Il aura fallu quinze ans au directeur du Centre culturel suisse de Paris, Daniel Jeannet, pour convaincre Philippe Jaccottet de dire en public une série de poèmes. Persévérance récompensée: vendredi, forçant sa réserve, le poète de Grignan est venu. Son passage à Poussepin coïncidait avec l'exposition d'une série de dessins et d'aquarelles de sa femme, Anne-Marie Jaccottet. Moment attendu, puisque, aux quelques dizaines de places de la salle du centre, il a fallu rajouter des centaines de chaises, installer des écrans, et refuser de nombreuses demandes. Comme au théâtre de Molière, on avait installé des sièges sur la scène, et comme dans telle fresque de Tiepolo, des spectateurs étaient penchés aux petites fenêtres de l'étage.

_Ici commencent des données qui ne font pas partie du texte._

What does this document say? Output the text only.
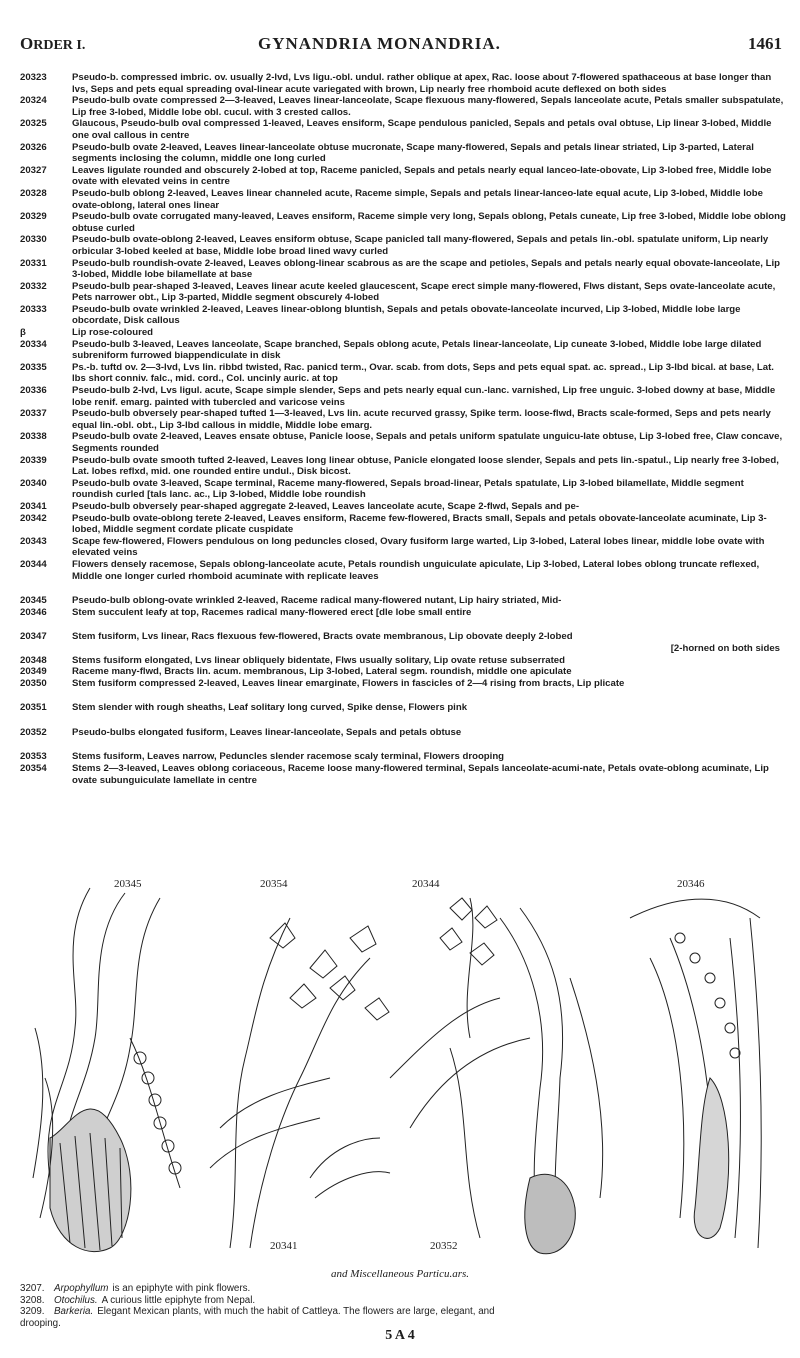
ORDER I.	GYNANDRIA MONANDRIA.	1461
20323	Pseudo-b. compressed imbric. ov. usually 2-lvd, Lvs ligu.-obl. undul. rather oblique at apex, Rac. loose about 7-flowered spathaceous at base longer than lvs, Seps and pets equal spreading oval-linear acute variegated with brown, Lip nearly free rhomboid acute deflexed on both sides
20324	Pseudo-bulb ovate compressed 2—3-leaved, Leaves linear-lanceolate, Scape flexuous many-flowered, Sepals lanceolate acute, Petals smaller subspatulate, Lip free 3-lobed, Middle lobe obl. cucul. with 3 crested callos.
20325	Glaucous, Pseudo-bulb oval compressed 1-leaved, Leaves ensiform, Scape pendulous panicled, Sepals and petals oval obtuse, Lip linear 3-lobed, Middle one oval callous in centre
20326	Pseudo-bulb ovate 2-leaved, Leaves linear-lanceolate obtuse mucronate, Scape many-flowered, Sepals and petals linear striated, Lip 3-parted, Lateral segments inclosing the column, middle one long curled
20327	Leaves ligulate rounded and obscurely 2-lobed at top, Raceme panicled, Sepals and petals nearly equal lanceo-late-obovate, Lip 3-lobed free, Middle lobe ovate with elevated veins in centre
20328	Pseudo-bulb oblong 2-leaved, Leaves linear channeled acute, Raceme simple, Sepals and petals linear-lanceo-late equal acute, Lip 3-lobed, Middle lobe ovate-oblong, lateral ones linear
20329	Pseudo-bulb ovate corrugated many-leaved, Leaves ensiform, Raceme simple very long, Sepals oblong, Petals cuneate, Lip free 3-lobed, Middle lobe oblong obtuse curled
20330	Pseudo-bulb ovate-oblong 2-leaved, Leaves ensiform obtuse, Scape panicled tall many-flowered, Sepals and petals lin.-obl. spatulate uniform, Lip nearly orbicular 3-lobed keeled at base, Middle lobe broad lined wavy curled
20331	Pseudo-bulb roundish-ovate 2-leaved, Leaves oblong-linear scabrous as are the scape and petioles, Sepals and petals nearly equal obovate-lanceolate, Lip 3-lobed, Middle lobe bilamellate at base
20332	Pseudo-bulb pear-shaped 3-leaved, Leaves linear acute keeled glaucescent, Scape erect simple many-flowered, Flws distant, Seps ovate-lanceolate acute, Pets narrower obt., Lip 3-parted, Middle segment obscurely 4-lobed
20333	Pseudo-bulb ovate wrinkled 2-leaved, Leaves linear-oblong bluntish, Sepals and petals obovate-lanceolate incurved, Lip 3-lobed, Middle lobe large obcordate, Disk callous
β	Lip rose-coloured
20334	Pseudo-bulb 3-leaved, Leaves lanceolate, Scape branched, Sepals oblong acute, Petals linear-lanceolate, Lip cuneate 3-lobed, Middle lobe large dilated subreniform furrowed biappendiculate in disk
20335	Ps.-b. tuftd ov. 2—3-lvd, Lvs lin. ribbd twisted, Rac. panicd term., Ovar. scab. from dots, Seps and pets equal spat. ac. spread., Lip 3-lbd bical. at base, Lat. lbs short conniv. falc., mid. cord., Col. uncinly auric. at top
20336	Pseudo-bulb 2-lvd, Lvs ligul. acute, Scape simple slender, Seps and pets nearly equal cun.-lanc. varnished, Lip free unguic. 3-lobed downy at base, Middle lobe renif. emarg. painted with tubercled and varicose veins
20337	Pseudo-bulb obversely pear-shaped tufted 1—3-leaved, Lvs lin. acute recurved grassy, Spike term. loose-flwd, Bracts scale-formed, Seps and pets nearly equal lin.-obl. obt., Lip 3-lbd callous in middle, Middle lobe emarg.
20338	Pseudo-bulb ovate 2-leaved, Leaves ensate obtuse, Panicle loose, Sepals and petals uniform spatulate unguicu-late obtuse, Lip 3-lobed free, Claw concave, Segments rounded
20339	Pseudo-bulb ovate smooth tufted 2-leaved, Leaves long linear obtuse, Panicle elongated loose slender, Sepals and pets lin.-spatul., Lip nearly free 3-lobed, Lat. lobes reflxd, mid. one rounded entire undul., Disk bicost.
20340	Pseudo-bulb ovate 3-leaved, Scape terminal, Raceme many-flowered, Sepals broad-linear, Petals spatulate, Lip 3-lobed bilamellate, Middle segment roundish curled [tals lanc. ac., Lip 3-lobed, Middle lobe roundish
20341	Pseudo-bulb obversely pear-shaped aggregate 2-leaved, Leaves lanceolate acute, Scape 2-flwd, Sepals and pe-
20342	Pseudo-bulb ovate-oblong terete 2-leaved, Leaves ensiform, Raceme few-flowered, Bracts small, Sepals and petals obovate-lanceolate acuminate, Lip 3-lobed, Middle segment cordate plicate cuspidate
20343	Scape few-flowered, Flowers pendulous on long peduncles closed, Ovary fusiform large warted, Lip 3-lobed, Lateral lobes linear, middle lobe ovate with elevated veins
20344	Flowers densely racemose, Sepals oblong-lanceolate acute, Petals roundish unguiculate apiculate, Lip 3-lobed, Lateral lobes oblong truncate reflexed, Middle one longer curled rhomboid acuminate with replicate leaves
20345	Pseudo-bulb oblong-ovate wrinkled 2-leaved, Raceme radical many-flowered nutant, Lip hairy striated, Mid-
20346	Stem succulent leafy at top, Racemes radical many-flowered erect [dle lobe small entire
20347	Stem fusiform, Lvs linear, Racs flexuous few-flowered, Bracts ovate membranous, Lip obovate deeply 2-lobed
[2-horned on both sides
20348	Stems fusiform elongated, Lvs linear obliquely bidentate, Flws usually solitary, Lip ovate retuse subserrated
20349	Raceme many-flwd, Bracts lin. acum. membranous, Lip 3-lobed, Lateral segm. roundish, middle one apiculate
20350	Stem fusiform compressed 2-leaved, Leaves linear emarginate, Flowers in fascicles of 2—4 rising from bracts, Lip plicate
20351	Stem slender with rough sheaths, Leaf solitary long curved, Spike dense, Flowers pink
20352	Pseudo-bulbs elongated fusiform, Leaves linear-lanceolate, Sepals and petals obtuse
20353	Stems fusiform, Leaves narrow, Peduncles slender racemose scaly terminal, Flowers drooping
20354	Stems 2—3-leaved, Leaves oblong coriaceous, Raceme loose many-flowered terminal, Sepals lanceolate-acumi-nate, Petals ovate-oblong acuminate, Lip ovate subunguiculate lamellate in centre
20345	20354	20344	20346
20341	20352
and Miscellaneous Particu.ars.
3207. Arpophyllum is an epiphyte with pink flowers.
3208. Otochilus. A curious little epiphyte from Nepal.
3209. Barkeria. Elegant Mexican plants, with much the habit of Cattleya. The flowers are large, elegant, and
drooping.
5 A 4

Pendant une heure et quart, en silence, le charme a opéré. Ouvrant le propos sur les vers inquiets du Leopardi de Genet au pied du Vésuve et du Baudelaire le plus noir, Jaccottet, comme pour conjurer le pire par un émerveillement encore possible du monde, est passé d'Airs, petits textes de saisons – poèmes de nuit, d'oiseaux, d'arbres – à la prose du si beau Col de Larche, cheminement le long d'un torrent dont le poète corrige à mesure ce qu'il cherche à dire de ces eaux:

Torrent: ce qui brûle. Comme si la chose la plus fraîche pouvait être une flamme, un instant, entre deux mondes.

La lecture s'achevait sur des extraits de Pensées sous les nuages, inspirés de la musique de Purcell, chantée par James Bowman:

Ecoute: comment se peut-il que notre voix troublée se mêle ainsi aux étoiles? Il lui a fait gravir le ciel sur des degrés de verre.

La soirée coïncidait avec la sortie d'un volume offert au poète et au traducteur. Quatorzième volume du Temps qu'il fait, il réunit des textes d'écrivains (André du Bouchet, Anne Perrier, Maurice Chappaz, Paul de Roux…), des dessins (Palezieux, A.-M. Jaccottet, Nader Assar), des photos (Lorand Gaspar), des études d'universitaires et une bibliographie.

Ces derniers mois, Jaccottet aura eu un autre public: celui du métro. Affichés avec des textes d'autres poètes dans le métro, quelques vers de Pensées sous les nuages ont fait accourir, nous rapporte un libraire, de nombreux lecteurs, venus chercher tout le recueil.

La plupart des œuvres de Jaccottet sont publiées chez Gallimard.